When the injury comes upon you, you go through all the usual phases — denial, anger, bargaining, depression, acceptance — about three times a day. Denial is the most dangerous, because that’s what leads you to do it again in the mistaken belief that your youthful resilience has returned with the ingestion of Arcoxia 120s in Smartie-like quantities.

But bargaining is the worst. “If I just do some core work and/or yoga every day, please make my back as good as new.” It is a siren song, for it’s already too late, my friends. Your destiny is encoded in your DNA and manifests as time’s ravages set in. It would be better to skip straight over depression and arrive at acceptance. Well, except that doing the core stuff and the flexibility stuff will help. Help, mind, not heal.

So what’s the recommended treatment? Let’s say anti inflams, a hot water bottle anent the affected region, some core work and flexibility stuff later when the pain and stiffness have subsided — and a healthy dose of sweet, sweet acceptance. That at least enables you to return to the bike (maybe raise the stem a bit so you’re not quite so ‘aero’) and the careful tending of your garden.
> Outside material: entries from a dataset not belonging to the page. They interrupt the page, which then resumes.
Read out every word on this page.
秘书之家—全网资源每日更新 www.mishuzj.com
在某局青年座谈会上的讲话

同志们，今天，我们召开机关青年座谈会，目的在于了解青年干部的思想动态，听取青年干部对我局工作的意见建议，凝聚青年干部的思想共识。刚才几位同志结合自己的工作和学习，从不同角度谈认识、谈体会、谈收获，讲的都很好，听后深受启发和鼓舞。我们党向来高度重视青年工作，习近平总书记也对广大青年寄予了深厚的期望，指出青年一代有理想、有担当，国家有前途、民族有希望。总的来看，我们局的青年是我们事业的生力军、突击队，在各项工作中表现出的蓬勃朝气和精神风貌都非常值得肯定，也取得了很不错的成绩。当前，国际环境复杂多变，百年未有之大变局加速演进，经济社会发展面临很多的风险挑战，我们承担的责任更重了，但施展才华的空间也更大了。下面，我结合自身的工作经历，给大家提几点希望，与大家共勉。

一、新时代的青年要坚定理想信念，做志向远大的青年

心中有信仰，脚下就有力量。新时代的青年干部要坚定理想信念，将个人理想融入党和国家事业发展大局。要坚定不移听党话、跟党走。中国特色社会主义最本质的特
It’s not perfect, is it? But it can be managed. And if you think about it, managing something means you’re in control — that’s what managers do. That’s why in any organisation, ‘management’ is where you’re supposed to want to be. Take control of the unruly genetic spaghetti that is your lower back, I say. Yes, it may try to control you — and have a jolly good shot at it, if the last couple of weeks are anything to go by — but manage it. You are, after all, at least capable of being in charge.

That should hold you for the next three decades or so. And that is long enough for anyone to spend in the C-suite, believe me. Then it’s time to hand over the keys to whoever those ceaselessly cycling seasons put in charge next.